The New York Times: "The church’s convention voted not to stand in the way if another gay bishop were elected and to allow for the blessing of same-sex couples."
The Washington Post: "Anglicans in Northern Virginia were divided yesterday over a decision by the U.S. wing of the church to allow for the ordination of gay bishops."
Reuters: "The 2 million-member Episcopal Church earlier this week approved a resolution opening the doors to ordain gay men and women as clergy."
And reliably, the Reverend Pat Robertson (okay, not technically a member of the MSM, but this is too delicious to resist) said: "There will be no tears in my life if the Episcopal Church of America just quietly goes out of business."
Well, if the press (and the Religious Right) largely got it wrong, what did happen in Anaheim? And what does it mean for The Episcopal Church?
The General Convention adopted dozens of resolutions, including calling for:
- every Episcopalian to "pray, especially in Advent and during the Christmas season, for the wall around Bethlehem and all other barriers to come down." (A037)
- support for Honduras (B031);
- an end to the blockade with Cuba (A034);
- support for Haiti (A036);
- support for the Church and People of Pakistan (D084);
- reconciliation in Southern Sudan (A033);
- protection of all victims of human trafficking (A167); and
- support for climate change action (D031).
But what got the press' scandalometers whirring was resolution D025 , a long-awaited response to resolution B033, which was adopted in the waning hours of the 2006 General Convention and urged restraint concerning the election of bishops whose "manner of life" would cause offense to the wider Anglican Communion. That was widely believed to refer to gays and lesbians in committed same-sex relationships, and its effect was a three year moratorium on new ordinations of openly gay or lesbian bishops.

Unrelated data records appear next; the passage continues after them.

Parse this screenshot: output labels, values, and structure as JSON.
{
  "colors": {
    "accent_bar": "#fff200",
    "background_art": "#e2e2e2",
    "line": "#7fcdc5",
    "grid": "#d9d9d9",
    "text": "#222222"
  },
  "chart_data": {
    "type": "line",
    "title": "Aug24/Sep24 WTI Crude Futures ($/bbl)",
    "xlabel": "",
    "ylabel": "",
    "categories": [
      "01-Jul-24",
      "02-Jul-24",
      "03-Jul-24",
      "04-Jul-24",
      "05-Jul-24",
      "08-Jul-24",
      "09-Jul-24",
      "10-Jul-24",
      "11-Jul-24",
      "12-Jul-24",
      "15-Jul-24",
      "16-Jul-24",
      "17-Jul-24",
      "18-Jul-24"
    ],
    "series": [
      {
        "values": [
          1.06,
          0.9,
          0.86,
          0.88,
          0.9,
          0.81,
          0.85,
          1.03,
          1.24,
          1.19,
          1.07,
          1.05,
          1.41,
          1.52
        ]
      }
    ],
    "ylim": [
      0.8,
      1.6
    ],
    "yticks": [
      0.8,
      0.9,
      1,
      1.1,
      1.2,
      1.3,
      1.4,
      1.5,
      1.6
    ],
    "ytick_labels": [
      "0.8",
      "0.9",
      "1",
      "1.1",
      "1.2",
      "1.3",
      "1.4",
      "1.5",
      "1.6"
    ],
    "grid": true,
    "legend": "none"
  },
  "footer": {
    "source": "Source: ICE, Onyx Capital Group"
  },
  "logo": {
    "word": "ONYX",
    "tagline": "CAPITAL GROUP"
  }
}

But D025 does not call for the ordination of gay and lesbian people as bishops. It only acknowledges that TEC is not of one mind on the matter—and that many gay and lesbian people are serving in ordained ministry and may enter the process of discernment towards Holy Orders. It states that the call to ministry is a “mystery”--a theological term denoting the inability of humans to completely explain the inexplicable works of the divine nature.
The second controversial action of General Convention was Resolution C056 which called TEC "to acknowledge changing circumstances" that call forth a renewed pastoral response from the church for considering same-gender blessings. Those changing circumstances include the growing number of states that are recognizing some sort of legal status for same-sex unions, up to and including civil marriages.
The resolution authorizes TEC to create a process for the creation of appropriate liturgical resources to be used pastorally for same-sex couples desiring to live faithfully and openly in the church. Nothing can be adopted before the next General Convention in 2012.
I don't expect that the MSM can get the fine points of theological debate down—I would bet that the average reporter would define the doctrine of the Trinity in terms that are either tri-theistic or modalistic, neither of which reflect orthodox Christian doctrine. But, truth be told, most Christians understand the Trinity that way too. It's because it's a mystery, and not even close to being able to be discerned by humans.
But before they went rushing out to report on something they didn't understand, one would have expected a little more questioning, a little more nuance, a little more explanation of how TEC got where it is, and why it's necessary to take further action.
The right-wing of the Anglican Communion is all a-Twitter with dire warnings about the victory of the Devil at Anaheim, along with calls to conservatives to leave TEC and join up with the new Anglican Church in America. 100,000 of the 2.3 million American Episcopalians have already done so.
But I have feeling, that this too, shall pass, and The Episcopal Church can go on with its 220 year-old mission to be an authentic expression of the middle way between Catholic and Protestant Christianity in the United States of America.